Of course there is indeed the burden of proof to worry about, but, again as a non lawyer, I'd be surprised if there were a lot of DAs who regarded a sexual assault causing actual bodily injuries as not a big enough deal to bother with. Indeed I'm feeling somewhat prim and shocked at the notion.
This conclusion may not be accurate, as there have been instances where courts have allowed parties to proceed under a pseudonym even in cases of less severe sexual assault. In Doe v. ABC Corp., the Third Circuit allowed a plaintiff who had been sexually harassed at work to proceed under a pseudonym, despite the fact that the harassment was not as severe as rape. The court concluded that the fear of "professional and personal shame and stigma" was sufficient to overcome the public's right to open litigation.
Another example is Doe v. Baum, where the Seventh Circuit allowed a plaintiff who had been sexually harassed at work to proceed under a pseudonym. The court concluded that the plaintiff's fear of "public ridicule, loss of privacy, and emotional distress" was sufficient to overcome the public's right to open litigation.
In light of these cases, it can be argued that Ms. Doe's fear of further emotional harm, public ridicule, and reputational harm, as well as her safety, may be reasonable and sufficient to allow her to proceed under a pseudonym. The court's conclusion that the potential for embarrassment is not sufficient may not hold in light of these cases, as the fear of professional and personal shame and stigma was deemed sufficient in Doe v. ABC Corp.
In light of those cases, it can be much more plausibly argued that those precedents were wrongly decided. Based on the evidence provided above, Doe's fears are not reasonable or sufficient.
I respectfully disagree with the assertion that the precedents in Doe v. ABC Corp. and Doe v. Baum were wrongly decided. The fear of public ridicule, loss of privacy, and emotional distress are very real concerns for individuals who have suffered sexual harassment or assault. These fears can have a significant impact on a person's well-being and ability to participate in litigation.
Furthermore, it is important to remember that the right to open litigation is not absolute. There are instances where the public's right to know can be outweighed by other important interests, such as the privacy and well-being of the parties involved.

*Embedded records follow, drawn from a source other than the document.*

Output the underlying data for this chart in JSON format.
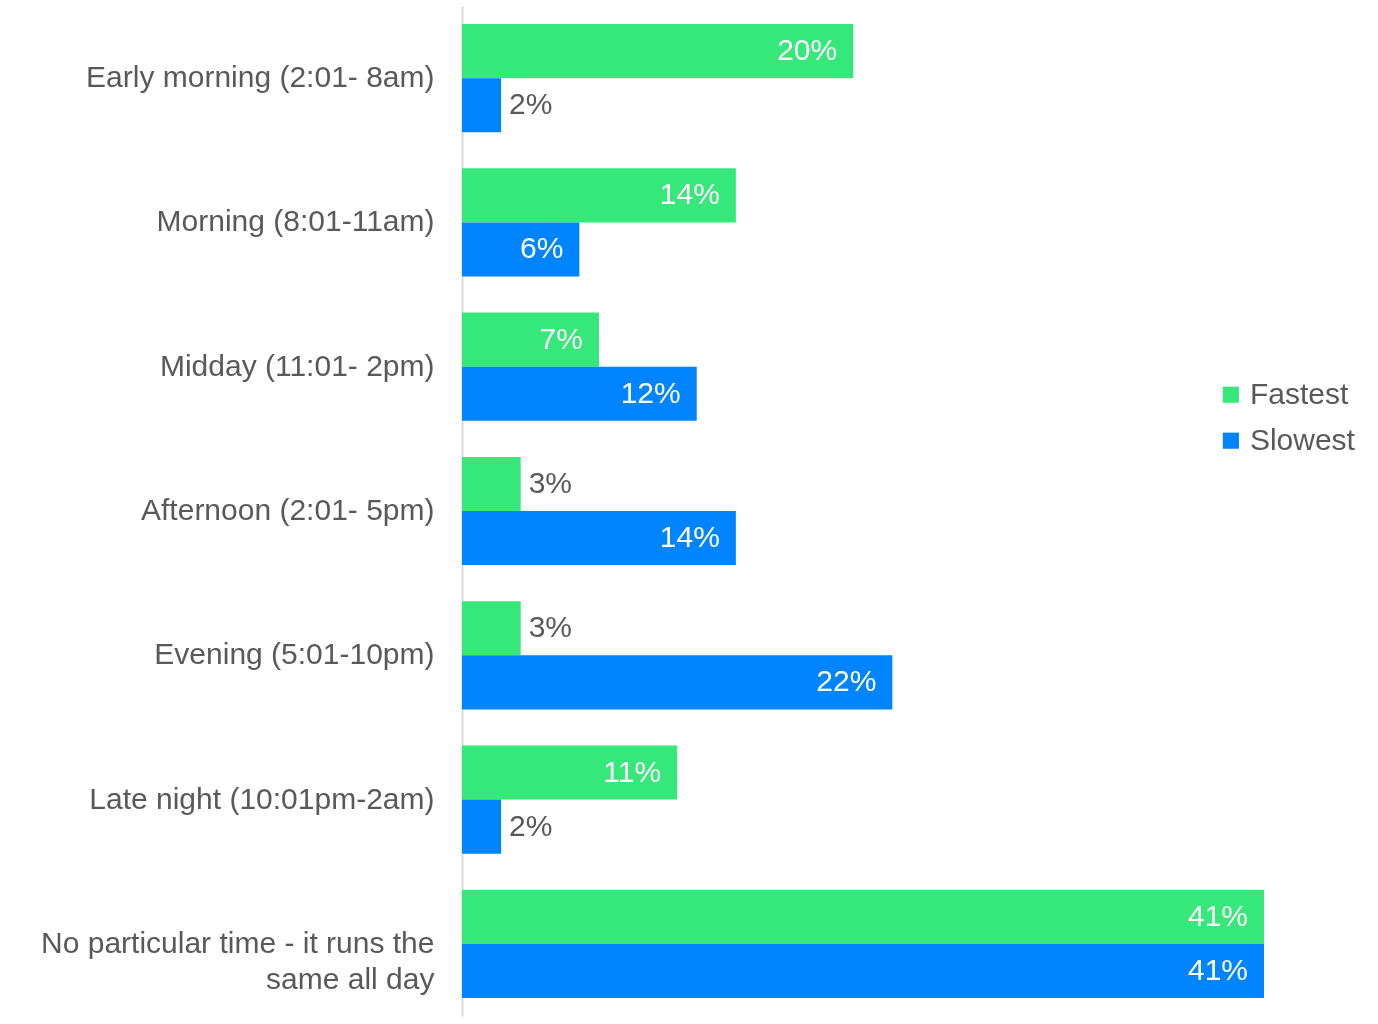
{
  "chart_data": {
    "type": "bar",
    "orientation": "horizontal",
    "categories": [
      "Early morning (2:01- 8am)",
      "Morning (8:01-11am)",
      "Midday (11:01- 2pm)",
      "Afternoon (2:01- 5pm)",
      "Evening (5:01-10pm)",
      "Late night (10:01pm-2am)",
      "No particular time - it runs the same all day"
    ],
    "series": [
      {
        "name": "Fastest",
        "color": "#36e87a",
        "values": [
          20,
          14,
          7,
          3,
          3,
          11,
          41
        ],
        "value_labels": [
          "20%",
          "14%",
          "7%",
          "3%",
          "3%",
          "11%",
          "41%"
        ]
      },
      {
        "name": "Slowest",
        "color": "#0084ff",
        "values": [
          2,
          6,
          12,
          14,
          22,
          2,
          41
        ],
        "value_labels": [
          "2%",
          "6%",
          "12%",
          "14%",
          "22%",
          "2%",
          "41%"
        ]
      }
    ],
    "legend": "right"
  }
}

In cases of sexual harassment and assault, the fear of further harm and stigma can be especially strong and significant.
I believe that the courts in Doe v. ABC Corp. and Doe v. Baum made the correct decision in allowing the plaintiffs to proceed under a pseudonym. While the alleged sexual assault in Doe v. Oeser may not be as severe, it is still important to take into consideration the potential harm that could result from the public disclosure of the plaintiff's identity.

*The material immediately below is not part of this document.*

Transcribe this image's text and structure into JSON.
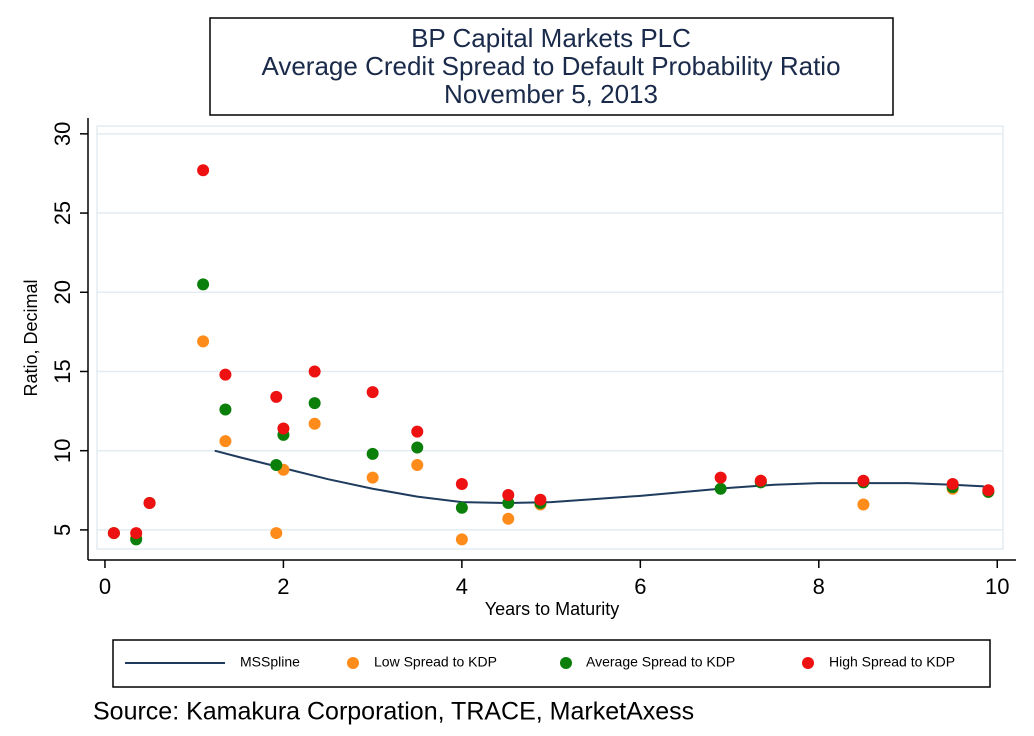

In regards to the need for evidence to support the plaintiff's claims of harm, the plaintiff may provide a sufficient explanation by presenting evidence and testimony. This evidence may include expert testimony from a therapist or psychologist, testimony from the plaintiff about past instances of harm or stigma, and evidence of any threats or harm faced from the defendant or others related to the case, such as comments on a blog or other public forums.
Yeah, I'm going with the comment someone made in another thread: this is a Chatgpt account.
So every coach ever is a rapist?
A smack on the butt is a sign of approval, or a motivator to get in the game and do better.
Not smacking her on the butt just because she is female is sexual discrimination.
'So every coach ever is a rapist?'
Enough have turned out to be to give pause.
This is the Reason comments; we never, ever, give pause.
Are there many lawsuits over people appropriately smacking someone's buttocks?